The CEPR and the Bank of Italy said the small improvement this month reflected an easing of tensions in financial markets, as well as business surveys that were less negative than in previous months.
Figures published by the European Union's statistics agency earlier this month showed the combined GDP of the 17 countries that share the euro fell by 0.1 percent in the third quarter from the second, and by 0.6 percent from the same period in 2011. That confirmed Eurostat's first estimate, which was released in November.
Official data published in the past few weeks showed the fourth quarter got off to a weak start.
In the 17 countries that use the euro, exports fell 1.4 percent in October from September, while imports rose 0.6 percent. Germany, France, Ireland, Italy and Greece, among other countries, saw their exports decline.

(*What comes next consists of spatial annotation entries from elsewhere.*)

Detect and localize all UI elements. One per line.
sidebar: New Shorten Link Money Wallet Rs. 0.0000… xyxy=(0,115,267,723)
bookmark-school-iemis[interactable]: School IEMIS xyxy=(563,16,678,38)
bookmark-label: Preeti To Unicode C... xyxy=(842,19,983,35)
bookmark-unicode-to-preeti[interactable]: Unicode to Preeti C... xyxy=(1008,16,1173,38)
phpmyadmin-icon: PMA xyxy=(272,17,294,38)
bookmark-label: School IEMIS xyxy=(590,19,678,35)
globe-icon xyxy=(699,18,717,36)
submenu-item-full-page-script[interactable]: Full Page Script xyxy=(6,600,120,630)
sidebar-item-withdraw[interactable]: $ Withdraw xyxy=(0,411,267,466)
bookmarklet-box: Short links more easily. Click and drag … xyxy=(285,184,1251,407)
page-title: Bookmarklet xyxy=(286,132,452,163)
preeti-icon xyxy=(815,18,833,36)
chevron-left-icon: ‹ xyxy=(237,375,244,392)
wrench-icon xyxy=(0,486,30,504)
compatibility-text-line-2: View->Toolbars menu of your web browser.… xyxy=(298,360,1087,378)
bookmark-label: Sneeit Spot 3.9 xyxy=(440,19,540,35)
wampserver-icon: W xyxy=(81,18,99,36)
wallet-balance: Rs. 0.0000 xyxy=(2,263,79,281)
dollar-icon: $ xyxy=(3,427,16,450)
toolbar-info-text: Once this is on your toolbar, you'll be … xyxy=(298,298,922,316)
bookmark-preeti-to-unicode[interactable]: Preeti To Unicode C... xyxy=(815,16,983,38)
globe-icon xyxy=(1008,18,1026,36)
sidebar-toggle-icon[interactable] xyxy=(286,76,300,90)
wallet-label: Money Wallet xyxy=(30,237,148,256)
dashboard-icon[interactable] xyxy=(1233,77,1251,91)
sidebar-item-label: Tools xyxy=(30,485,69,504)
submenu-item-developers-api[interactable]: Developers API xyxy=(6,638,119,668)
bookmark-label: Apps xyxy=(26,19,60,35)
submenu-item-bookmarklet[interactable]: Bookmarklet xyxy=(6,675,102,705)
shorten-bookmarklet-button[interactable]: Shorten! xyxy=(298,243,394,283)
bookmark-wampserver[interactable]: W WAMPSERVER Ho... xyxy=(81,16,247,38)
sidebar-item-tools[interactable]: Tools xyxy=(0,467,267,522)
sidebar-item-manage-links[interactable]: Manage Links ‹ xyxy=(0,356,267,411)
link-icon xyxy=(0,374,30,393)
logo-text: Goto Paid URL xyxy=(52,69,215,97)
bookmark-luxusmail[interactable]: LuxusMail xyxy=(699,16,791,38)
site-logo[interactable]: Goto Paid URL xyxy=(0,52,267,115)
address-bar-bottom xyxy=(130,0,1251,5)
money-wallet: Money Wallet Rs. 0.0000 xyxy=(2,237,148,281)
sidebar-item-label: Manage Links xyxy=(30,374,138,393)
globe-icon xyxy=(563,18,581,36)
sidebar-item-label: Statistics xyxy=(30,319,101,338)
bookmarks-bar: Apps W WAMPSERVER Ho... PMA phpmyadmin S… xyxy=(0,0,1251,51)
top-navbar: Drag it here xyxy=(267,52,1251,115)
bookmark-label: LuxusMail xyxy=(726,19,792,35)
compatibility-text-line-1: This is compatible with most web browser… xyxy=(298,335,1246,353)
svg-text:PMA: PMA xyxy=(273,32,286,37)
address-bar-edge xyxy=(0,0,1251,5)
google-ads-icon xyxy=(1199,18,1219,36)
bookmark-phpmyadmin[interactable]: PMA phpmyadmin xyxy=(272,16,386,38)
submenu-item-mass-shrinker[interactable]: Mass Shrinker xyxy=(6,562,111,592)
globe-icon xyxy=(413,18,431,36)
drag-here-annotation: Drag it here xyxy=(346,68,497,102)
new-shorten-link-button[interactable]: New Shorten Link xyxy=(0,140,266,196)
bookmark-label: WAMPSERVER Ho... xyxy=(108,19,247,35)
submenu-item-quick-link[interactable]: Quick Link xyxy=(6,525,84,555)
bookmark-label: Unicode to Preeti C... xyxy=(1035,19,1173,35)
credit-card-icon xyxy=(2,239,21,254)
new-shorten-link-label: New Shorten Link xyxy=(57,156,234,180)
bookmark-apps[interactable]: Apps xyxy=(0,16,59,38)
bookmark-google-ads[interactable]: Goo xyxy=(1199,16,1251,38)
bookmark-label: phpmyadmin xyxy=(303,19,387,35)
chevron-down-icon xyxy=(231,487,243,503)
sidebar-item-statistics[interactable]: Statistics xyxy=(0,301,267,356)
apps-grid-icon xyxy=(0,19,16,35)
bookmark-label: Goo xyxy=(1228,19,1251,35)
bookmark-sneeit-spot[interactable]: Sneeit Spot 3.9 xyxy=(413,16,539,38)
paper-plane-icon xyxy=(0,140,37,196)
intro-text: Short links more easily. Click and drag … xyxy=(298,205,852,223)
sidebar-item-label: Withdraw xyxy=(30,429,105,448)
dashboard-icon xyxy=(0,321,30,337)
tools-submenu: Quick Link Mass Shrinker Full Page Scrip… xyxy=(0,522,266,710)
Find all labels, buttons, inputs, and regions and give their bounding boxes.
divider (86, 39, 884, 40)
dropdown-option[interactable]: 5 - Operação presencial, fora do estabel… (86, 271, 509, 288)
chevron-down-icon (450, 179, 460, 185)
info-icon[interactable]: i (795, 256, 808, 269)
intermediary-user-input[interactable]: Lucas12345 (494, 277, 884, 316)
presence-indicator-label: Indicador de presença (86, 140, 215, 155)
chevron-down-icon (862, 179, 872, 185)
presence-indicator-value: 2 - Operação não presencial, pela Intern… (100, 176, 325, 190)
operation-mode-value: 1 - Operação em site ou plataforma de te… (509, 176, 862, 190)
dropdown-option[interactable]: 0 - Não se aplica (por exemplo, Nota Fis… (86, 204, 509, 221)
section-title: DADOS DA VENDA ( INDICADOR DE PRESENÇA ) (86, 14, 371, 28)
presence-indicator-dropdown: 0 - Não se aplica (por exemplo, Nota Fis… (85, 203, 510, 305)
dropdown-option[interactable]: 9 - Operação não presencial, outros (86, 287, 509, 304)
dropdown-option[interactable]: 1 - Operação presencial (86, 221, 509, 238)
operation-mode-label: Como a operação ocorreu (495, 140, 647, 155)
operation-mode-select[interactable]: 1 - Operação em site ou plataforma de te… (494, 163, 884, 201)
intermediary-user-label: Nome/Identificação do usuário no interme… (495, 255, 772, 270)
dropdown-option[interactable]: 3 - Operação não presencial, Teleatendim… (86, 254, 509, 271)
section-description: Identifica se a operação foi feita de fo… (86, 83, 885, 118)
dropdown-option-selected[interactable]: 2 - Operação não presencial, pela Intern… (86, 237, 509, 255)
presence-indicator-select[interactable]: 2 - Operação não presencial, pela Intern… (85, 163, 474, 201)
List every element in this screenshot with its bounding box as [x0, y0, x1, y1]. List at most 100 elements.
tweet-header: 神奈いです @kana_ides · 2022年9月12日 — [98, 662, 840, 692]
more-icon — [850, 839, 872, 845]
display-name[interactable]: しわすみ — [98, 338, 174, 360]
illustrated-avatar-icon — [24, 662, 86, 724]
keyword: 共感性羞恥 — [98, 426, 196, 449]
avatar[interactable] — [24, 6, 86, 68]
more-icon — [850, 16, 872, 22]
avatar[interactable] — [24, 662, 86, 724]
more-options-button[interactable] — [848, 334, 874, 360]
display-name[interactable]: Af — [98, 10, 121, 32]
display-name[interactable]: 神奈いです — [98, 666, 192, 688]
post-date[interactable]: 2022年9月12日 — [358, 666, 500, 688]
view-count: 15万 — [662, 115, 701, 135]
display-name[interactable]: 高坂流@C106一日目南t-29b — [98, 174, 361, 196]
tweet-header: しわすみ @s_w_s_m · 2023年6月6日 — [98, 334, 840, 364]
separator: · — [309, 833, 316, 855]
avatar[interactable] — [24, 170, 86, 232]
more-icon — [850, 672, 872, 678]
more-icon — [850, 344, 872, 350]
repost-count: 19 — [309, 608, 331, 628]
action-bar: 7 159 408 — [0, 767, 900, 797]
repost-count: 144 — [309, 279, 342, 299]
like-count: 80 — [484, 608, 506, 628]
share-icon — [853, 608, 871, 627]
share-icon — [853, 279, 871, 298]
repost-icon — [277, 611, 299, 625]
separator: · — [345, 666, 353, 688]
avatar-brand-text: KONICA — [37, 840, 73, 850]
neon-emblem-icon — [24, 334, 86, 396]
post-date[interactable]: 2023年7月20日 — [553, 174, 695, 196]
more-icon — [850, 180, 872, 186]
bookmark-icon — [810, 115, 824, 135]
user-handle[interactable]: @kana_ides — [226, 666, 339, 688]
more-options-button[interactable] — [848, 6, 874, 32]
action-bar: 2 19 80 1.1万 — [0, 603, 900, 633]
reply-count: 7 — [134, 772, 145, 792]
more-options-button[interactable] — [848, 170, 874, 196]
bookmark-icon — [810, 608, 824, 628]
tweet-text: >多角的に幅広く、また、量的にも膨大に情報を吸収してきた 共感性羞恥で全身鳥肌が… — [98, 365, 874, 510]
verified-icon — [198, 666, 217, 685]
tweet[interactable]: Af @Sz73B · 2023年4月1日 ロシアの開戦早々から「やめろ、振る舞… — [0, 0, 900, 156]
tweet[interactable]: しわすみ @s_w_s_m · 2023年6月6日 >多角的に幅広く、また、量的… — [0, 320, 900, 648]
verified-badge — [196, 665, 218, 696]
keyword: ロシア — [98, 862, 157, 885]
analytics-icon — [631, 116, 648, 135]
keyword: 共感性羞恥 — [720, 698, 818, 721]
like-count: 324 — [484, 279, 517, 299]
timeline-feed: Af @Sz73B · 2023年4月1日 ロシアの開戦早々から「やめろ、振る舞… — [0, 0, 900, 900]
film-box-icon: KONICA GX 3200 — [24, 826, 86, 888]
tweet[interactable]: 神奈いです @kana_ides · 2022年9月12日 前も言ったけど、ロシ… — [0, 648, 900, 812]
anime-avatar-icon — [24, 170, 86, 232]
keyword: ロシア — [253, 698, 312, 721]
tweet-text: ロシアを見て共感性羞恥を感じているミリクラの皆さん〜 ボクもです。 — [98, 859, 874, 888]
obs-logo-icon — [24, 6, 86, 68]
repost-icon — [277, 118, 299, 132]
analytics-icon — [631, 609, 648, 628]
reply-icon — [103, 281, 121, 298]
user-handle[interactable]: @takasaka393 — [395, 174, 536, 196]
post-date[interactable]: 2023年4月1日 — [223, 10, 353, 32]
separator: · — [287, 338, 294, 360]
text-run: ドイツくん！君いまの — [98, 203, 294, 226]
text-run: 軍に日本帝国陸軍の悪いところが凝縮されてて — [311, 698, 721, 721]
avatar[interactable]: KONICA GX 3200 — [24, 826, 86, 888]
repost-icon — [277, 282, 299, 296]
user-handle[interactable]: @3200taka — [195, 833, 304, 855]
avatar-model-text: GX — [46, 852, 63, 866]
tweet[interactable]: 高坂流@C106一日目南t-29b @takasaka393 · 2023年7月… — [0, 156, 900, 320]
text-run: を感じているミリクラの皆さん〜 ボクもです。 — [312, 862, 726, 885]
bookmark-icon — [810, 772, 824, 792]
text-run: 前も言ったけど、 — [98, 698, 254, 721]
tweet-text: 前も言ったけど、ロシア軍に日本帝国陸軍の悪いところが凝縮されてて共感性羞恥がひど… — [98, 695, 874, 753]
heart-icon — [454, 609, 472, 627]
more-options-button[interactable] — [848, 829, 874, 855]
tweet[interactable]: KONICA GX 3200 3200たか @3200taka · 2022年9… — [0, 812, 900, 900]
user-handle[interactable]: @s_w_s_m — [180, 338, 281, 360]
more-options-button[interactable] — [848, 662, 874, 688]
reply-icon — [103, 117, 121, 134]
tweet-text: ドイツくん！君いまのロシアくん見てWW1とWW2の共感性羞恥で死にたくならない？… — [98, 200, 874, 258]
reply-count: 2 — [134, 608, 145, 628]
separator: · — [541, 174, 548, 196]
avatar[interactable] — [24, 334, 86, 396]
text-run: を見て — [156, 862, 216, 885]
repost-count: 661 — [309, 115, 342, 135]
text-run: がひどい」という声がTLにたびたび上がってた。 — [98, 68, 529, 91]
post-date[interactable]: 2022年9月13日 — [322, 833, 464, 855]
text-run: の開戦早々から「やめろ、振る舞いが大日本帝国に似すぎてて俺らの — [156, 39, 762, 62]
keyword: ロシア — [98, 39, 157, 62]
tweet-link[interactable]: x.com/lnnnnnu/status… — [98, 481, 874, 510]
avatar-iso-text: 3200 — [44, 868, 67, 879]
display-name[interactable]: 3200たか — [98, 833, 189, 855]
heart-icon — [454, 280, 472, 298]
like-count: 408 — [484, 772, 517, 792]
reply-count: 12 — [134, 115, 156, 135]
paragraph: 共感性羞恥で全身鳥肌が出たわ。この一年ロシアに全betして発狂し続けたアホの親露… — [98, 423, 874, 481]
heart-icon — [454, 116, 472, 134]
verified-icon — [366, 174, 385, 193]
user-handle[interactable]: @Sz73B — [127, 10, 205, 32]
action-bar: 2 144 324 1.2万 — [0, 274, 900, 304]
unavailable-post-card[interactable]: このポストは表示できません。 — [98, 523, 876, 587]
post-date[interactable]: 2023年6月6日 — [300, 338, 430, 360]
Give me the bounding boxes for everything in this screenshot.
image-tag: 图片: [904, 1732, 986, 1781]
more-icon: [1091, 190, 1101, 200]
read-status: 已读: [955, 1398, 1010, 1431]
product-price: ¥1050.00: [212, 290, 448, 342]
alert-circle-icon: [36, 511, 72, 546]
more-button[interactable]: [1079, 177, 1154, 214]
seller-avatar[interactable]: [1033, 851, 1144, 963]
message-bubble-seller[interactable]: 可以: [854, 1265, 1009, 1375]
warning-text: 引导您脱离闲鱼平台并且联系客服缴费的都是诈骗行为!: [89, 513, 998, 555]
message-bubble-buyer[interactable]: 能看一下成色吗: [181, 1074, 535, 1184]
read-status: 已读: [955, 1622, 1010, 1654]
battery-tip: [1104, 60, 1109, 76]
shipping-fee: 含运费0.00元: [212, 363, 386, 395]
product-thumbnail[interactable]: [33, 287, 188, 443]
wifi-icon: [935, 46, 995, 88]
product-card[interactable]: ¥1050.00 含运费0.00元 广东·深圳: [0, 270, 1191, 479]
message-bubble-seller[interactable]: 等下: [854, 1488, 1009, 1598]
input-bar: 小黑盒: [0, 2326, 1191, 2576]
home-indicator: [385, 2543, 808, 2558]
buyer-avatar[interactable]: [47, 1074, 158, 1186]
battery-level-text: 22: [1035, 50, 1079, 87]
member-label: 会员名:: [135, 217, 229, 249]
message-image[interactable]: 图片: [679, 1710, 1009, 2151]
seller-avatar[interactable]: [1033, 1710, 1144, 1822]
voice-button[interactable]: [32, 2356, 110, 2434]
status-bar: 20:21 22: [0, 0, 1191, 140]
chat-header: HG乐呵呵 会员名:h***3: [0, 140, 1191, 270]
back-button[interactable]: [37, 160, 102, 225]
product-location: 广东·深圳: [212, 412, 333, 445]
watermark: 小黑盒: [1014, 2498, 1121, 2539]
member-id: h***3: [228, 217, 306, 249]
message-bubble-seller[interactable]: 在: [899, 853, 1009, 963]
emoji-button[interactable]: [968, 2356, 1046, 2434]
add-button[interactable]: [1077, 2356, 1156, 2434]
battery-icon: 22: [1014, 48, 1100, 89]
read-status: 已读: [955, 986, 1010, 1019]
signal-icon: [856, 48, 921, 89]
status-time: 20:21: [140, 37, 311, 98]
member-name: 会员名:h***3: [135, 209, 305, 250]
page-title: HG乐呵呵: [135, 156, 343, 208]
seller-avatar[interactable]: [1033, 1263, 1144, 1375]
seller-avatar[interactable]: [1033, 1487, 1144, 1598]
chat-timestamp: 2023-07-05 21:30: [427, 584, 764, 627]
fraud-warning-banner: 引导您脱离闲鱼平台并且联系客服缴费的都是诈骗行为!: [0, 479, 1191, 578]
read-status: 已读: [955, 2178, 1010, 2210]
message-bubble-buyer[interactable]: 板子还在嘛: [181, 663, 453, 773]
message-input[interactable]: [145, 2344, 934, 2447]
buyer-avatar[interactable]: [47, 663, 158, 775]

Meanwhile, euro zone factory output continued its steep fall, underscoring the feeble domestic demand that risks prolonging the bloc's recession. Households are not spending and hence companies are not selling, forcing them to cut staff, which then further weakens consumption.
Germany, France and Italy, which make up two-thirds of the euro zone's industrial production, all saw their factory output contract for the second consecutive month in October, with Germany, the euro zone's largest economy, falling the most.
Adding to the gloom, labor ministry data on Thursday showed the number of people out of work in France rose for the 19th consecutive month in November to reach a nearly 15-year high. A day later, France trimmed its third-quarter growth reading to 0.1 percent from 0.2 percent previously.
INSEE predicted in its quarterly economic outlook last week that the French economy would grow just 0.1 percent in the first and second quarters of 2013, a level that is below the government's 0.3 percent target and down from 1.7 percent growth in 2011.
Looking on the bright side, German Finance Minister Wolfgang Schaeuble believes the worst of the euro zone debt crisis is over.
“I believe the worst is past,” Schaeuble told the daily newspaper Bild. "The government in Athens knows that it cannot financially overburden other euro zone countries. They are thus pushing forward with the reforms."
Schaeuble also said he was optimistic about France and its efforts to stop its debt burden expanding.
"I am certain that France will fulfill its obligations," he said. "The government definitely knows that every country has to permanently pursue reforms to remain competitive."
Schaeuble added that Germany's economy will expand at a decent rate next year. "The situation is better than we thought because among other things, business with the United States and Asia is stronger. The German economy will therefore grow decently in 2013,” he said.
Echoing Schaeuble’s comments, European Governing Council member Ewald Nowotny on Friday welcomed the launch of a permanent rescue fund for struggling euro zone countries, a framework for common bank supervision by the European Central Bank, and a deal to continue supplying aid to Greece.
“Altogether these are important measures that allow for cautious optimism for a way out of the crisis in 2013," Nowotny said in a statement.